Two Snowhill, Birmingham City Centre.
Two Snowhill, Gowling WLG’s U.K. headquarters in Birmingham, England. (Craig Holmes)

Gowling WLG, a roughly 1,400-lawyer firm formed last year following a cross-border combination between British firm Wragge Lawrence Graham & Co and Canadian firm Gowling Lafleur Henderson, released its first financial statement this week.

The combined firm, which went live in early 2016, took in £390.1 million ($504.3 million) in gross revenue during fiscal 2016-17. The Canadian arm of Gowling WLG contributed £200 million ($258.6 million) to the firm’s coffers, according to Legal Week, with the U.K. partnership generating £190.1 million ($245.8 million) to total turnover.

Gowling WLG does not have any offices in the U.S. and the firm’s leaders have consistently said that they are not interested in taking on a U.S. partner, although they have expressed interest in other merger deals in China and Germany. If Gowling WLG were eligible for The Am Law 100, the firm’s gross revenue for 2016-17 would have put it at No. 66 in the most recent rankings.

“We were pleased to navigate the Brexit uncertainty last summer, staying close to our key clients and growing our U.K. business, with our international platform generating over 1,000 new clients and instructions [that] we simply would not have won in the past,” said David Fennell, a former CEO of Birmingham, England-based Wragge now serving as co-chair of Gowling WLG’s international board and CEO of its U.K. arm.

Andrew Witts, Gowling WLG’s U.K. chairman, said that the firm’s core business performed well over its past fiscal year, citing new hires in Canada, Guangzhou, Munich, Paris and Singapore. Witts also noted that Gowling WLG has picked up mandates for clients like Bombardier Inc., The Estée Lauder Cos.

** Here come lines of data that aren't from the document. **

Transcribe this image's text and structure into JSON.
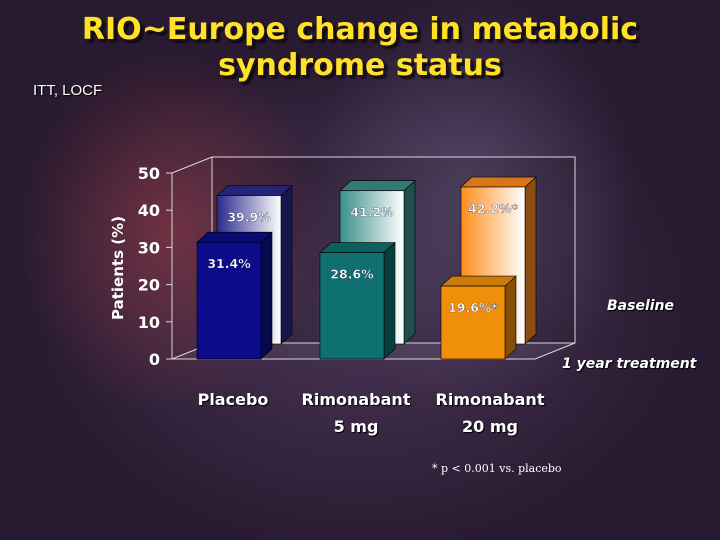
{
  "slide": {
    "title_line1": "RIO~Europe change in metabolic",
    "title_line2": "syndrome status",
    "subtitle": "ITT, LOCF",
    "footnote": "* p < 0.001 vs. placebo"
  },
  "chart_data": {
    "type": "bar",
    "ylabel": "Patients (%)",
    "ylim": [
      0,
      50
    ],
    "yticks": [
      "0",
      "10",
      "20",
      "30",
      "40",
      "50"
    ],
    "category_lines": [
      [
        "Placebo"
      ],
      [
        "Rimonabant",
        "5 mg"
      ],
      [
        "Rimonabant",
        "20 mg"
      ]
    ],
    "series": [
      {
        "name": "Baseline",
        "values": [
          39.9,
          41.2,
          42.2
        ],
        "labels": [
          "39.9%",
          "41.2%",
          "42.2%*"
        ],
        "colors": [
          "#2a2a8c",
          "#3a8f8a",
          "#ff8c1a"
        ]
      },
      {
        "name": "1 year treatment",
        "values": [
          31.4,
          28.6,
          19.6
        ],
        "labels": [
          "31.4%",
          "28.6%",
          "19.6%*"
        ],
        "colors": [
          "#0c0c8a",
          "#0e7070",
          "#f0900a"
        ]
      }
    ]
  }
}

Inc. and Weetabix Ltd.

Gowling WLG does not operate under a Swiss verein structure, instead using the company limited by guarantee model, a decision that the firm’s strategic development director Jenny Hardy spoke about earlier this year with The American Lawyer. Like many global firms, Gowling WLG’s Canadian and U.K. partnerships are not financially integrated and do not share profits.

Last year Gowling WLG’s legacy U.K. arm reported £184.7 million in gross revenue for 2015-16, a 2 percent increase over its previous fiscal year, with profits per equity partner coming in at £379,000. Figures for Ottawa-based predecessor Gowling were not available, as Canadian law firms generally do not release financial information. Legal Week has estimated that Gowling WLG’s global profits per equity partner were £290,000 ($374,938) during 2016-17, a number that rises to £412,000 ($532,671) when accounting for only the U.K. arm of the firm.

In March, Gowling WLG opened in Stuttgart, its second office in Germany, but also saw a 14-lawyer private client team leave its London office that same month for British firm Forsters.